Their mouths are inches from touching when—

“Whoa whoa whoa,” Digger says, darting away like a gay-panicked deer.

“Sorry,” Christopher says, holding back a groan. “Misread the situation. So we’re just ... a couple of guys having drinks and going home together for more drinks. Got it. Cool.”

Digger frowns. “You say that like it’s not a thing guys do.”

“Do they?” Christopher asks.

“Honestly, I don’t know. I still feel a little hung up on the whole your-mouth-in-proximity-to-my-mouth thing.”

“Listen, I’m gonna go.” Christopher starts for the door.

Digger catches his arm. Christopher turns back around, and discovers that Digger is looking at him in a way that says if there’s no Netflix in this equation, well, there’s got to be at least a little chill.

“I am very drunk,” Digger says. “Let the record state that I’m very drunk.”

“Then I should definitely go—” Christopher says, in the name of decency.

“No,” Digger says, “the opposite of that,” and kisses him with the kind of forceful swagger that Christopher never would have thought summer camp dork Digger Stiles capable of. 




Jason wakes up in the morning with Christopher asleep on his shoulder, and is immediately punched in the brain by blurry memories of making out enthusiastically, being too drunk and tired to take it much further, and laughing about stupid camp memories until they both fell asleep. Which is somehow much gayer than just having sex would have been.

He realizes with a start that he slept in the same bed with someone else. All night. Voluntarily.

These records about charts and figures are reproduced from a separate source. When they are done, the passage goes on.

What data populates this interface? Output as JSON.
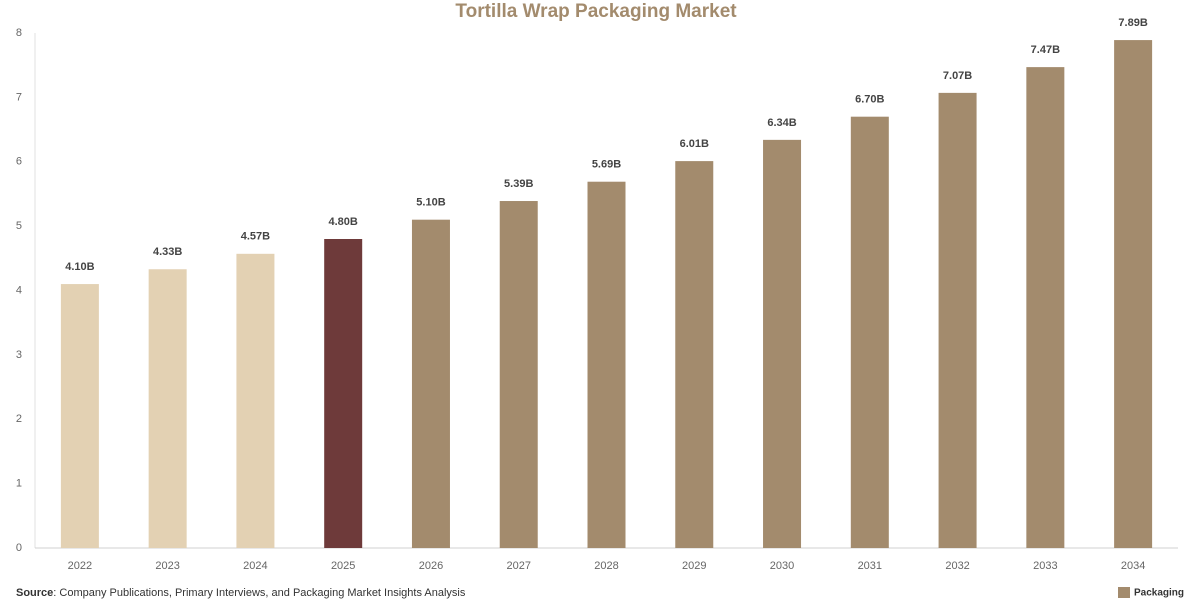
{
  "chart_data": {
    "type": "bar",
    "title": "Tortilla Wrap Packaging Market",
    "categories": [
      "2022",
      "2023",
      "2024",
      "2025",
      "2026",
      "2027",
      "2028",
      "2029",
      "2030",
      "2031",
      "2032",
      "2033",
      "2034"
    ],
    "values": [
      4.1,
      4.33,
      4.57,
      4.8,
      5.1,
      5.39,
      5.69,
      6.01,
      6.34,
      6.7,
      7.07,
      7.47,
      7.89
    ],
    "value_labels": [
      "4.10B",
      "4.33B",
      "4.57B",
      "4.80B",
      "5.10B",
      "5.39B",
      "5.69B",
      "6.01B",
      "6.34B",
      "6.70B",
      "7.07B",
      "7.47B",
      "7.89B"
    ],
    "colors": [
      "#e3d1b3",
      "#e3d1b3",
      "#e3d1b3",
      "#6e3a3a",
      "#a38b6d",
      "#a38b6d",
      "#a38b6d",
      "#a38b6d",
      "#a38b6d",
      "#a38b6d",
      "#a38b6d",
      "#a38b6d",
      "#a38b6d"
    ],
    "ylim": [
      0,
      8
    ],
    "yticks": [
      0,
      1,
      2,
      3,
      4,
      5,
      6,
      7,
      8
    ],
    "grid": false,
    "source_label": "Source",
    "source_text": ": Company Publications, Primary Interviews, and Packaging Market Insights Analysis",
    "logo_text": "Packaging"
  }
}
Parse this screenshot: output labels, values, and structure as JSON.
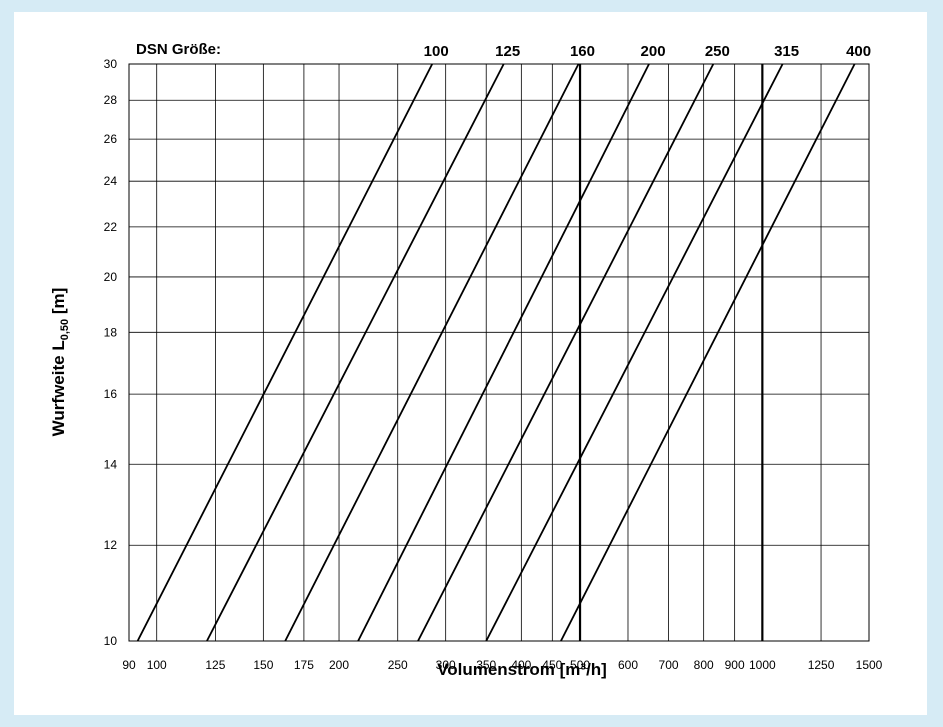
{
  "chart_data": {
    "type": "line",
    "title": "",
    "xlabel": "Volumenstrom [m³/h]",
    "ylabel_main": "Wurfweite L",
    "ylabel_sub": "0,50",
    "ylabel_unit": " [m]",
    "x_scale": "log",
    "y_scale": "log",
    "xlim": [
      90,
      1500
    ],
    "ylim": [
      10,
      30
    ],
    "grid": true,
    "x_ticks": [
      90,
      100,
      125,
      150,
      175,
      200,
      250,
      300,
      350,
      400,
      450,
      500,
      600,
      700,
      800,
      900,
      1000,
      1250,
      1500
    ],
    "x_tick_labels": [
      "90",
      "100",
      "125",
      "150",
      "175",
      "200",
      "250",
      "300",
      "350",
      "400",
      "450",
      "500",
      "600",
      "700",
      "800",
      "900",
      "1000",
      "1250",
      "1500"
    ],
    "y_ticks": [
      10,
      12,
      14,
      16,
      18,
      20,
      22,
      24,
      26,
      28,
      30
    ],
    "y_tick_labels": [
      "10",
      "12",
      "14",
      "16",
      "18",
      "20",
      "22",
      "24",
      "26",
      "28",
      "30"
    ],
    "legend_title": "DSN Größe:",
    "series": [
      {
        "name": "100",
        "x": [
          93,
          285
        ],
        "y": [
          10,
          30
        ]
      },
      {
        "name": "125",
        "x": [
          121,
          374
        ],
        "y": [
          10,
          30
        ]
      },
      {
        "name": "160",
        "x": [
          163,
          497
        ],
        "y": [
          10,
          30
        ]
      },
      {
        "name": "200",
        "x": [
          215,
          650
        ],
        "y": [
          10,
          30
        ]
      },
      {
        "name": "250",
        "x": [
          270,
          830
        ],
        "y": [
          10,
          30
        ]
      },
      {
        "name": "315",
        "x": [
          350,
          1080
        ],
        "y": [
          10,
          30
        ]
      },
      {
        "name": "400",
        "x": [
          465,
          1420
        ],
        "y": [
          10,
          30
        ]
      }
    ],
    "reference_lines_x": [
      500,
      1000
    ]
  }
}
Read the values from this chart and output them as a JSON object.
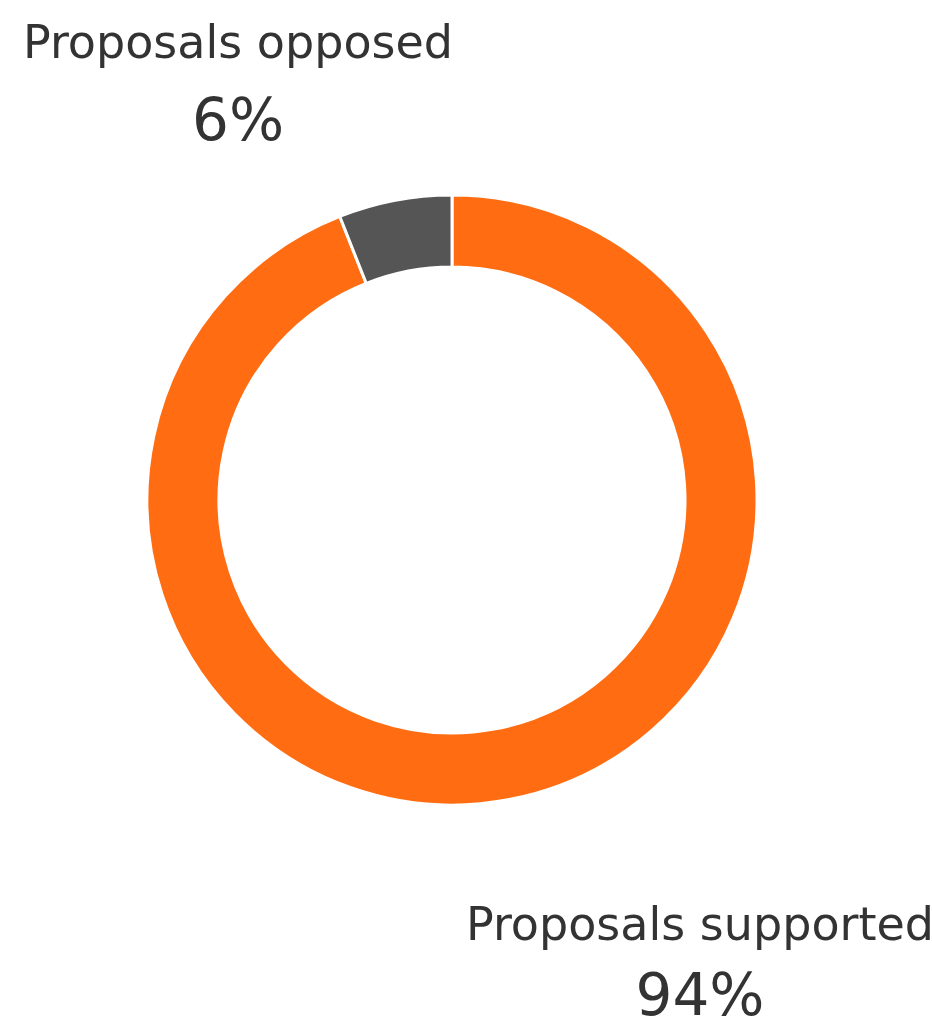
{
  "chart_data": {
    "type": "donut",
    "categories": [
      "Proposals supported",
      "Proposals opposed"
    ],
    "values": [
      94,
      6
    ],
    "value_labels": [
      "94%",
      "6%"
    ],
    "colors": [
      "#ff6c11",
      "#555555"
    ],
    "legend": false
  }
}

Well now, that’s just not right.

And yet he doesn’t feel terrible.

He looks skeptically down at Christopher. The guy looks so peaceful. Like he could just sleep there all day.

Which would just be ...  horrible.

Jason tentatively pokes Christopher’s cheek. Perfectly normal human alarm clock behavior.

“Oh yeah,” Christopher says as he awakens, taking in the sight of the room. “This happened.”

“Yep.” Jason absolutely doesn’t miss the weight of the guy’s head on his shoulder. “Now let us begin the long, arduous, embarrassing process of forgetting and shame.”

“I don’t do shame before caffeine,” Christopher retorts easily. “Bathroom?”

“Oh, come on. I have some sense of self preservation. This head is staying out of the toilet.”

“You’re never gonna let me live that down, are you?”

“The good people of Camp Chataguay weren’t too concerned with hygiene. There was some gnarly stuff in that toilet bowl. It’s amazing I’m still alive.”

“Well, I’ll just have to make it up to you. You want to grab some coffee?”

“Okay,” Jason says, more out of surprise than anything else.

Christopher gives him a sleepy smile as he walks by. He has the casual glow of a sleep-rumpled Greek god. Jason’s heart skips a beat.

He hopes that it might just be heart failure setting in. He waits for the telltale signs. Nothing.

What the hell is happening,” Jason mutters down to his hands.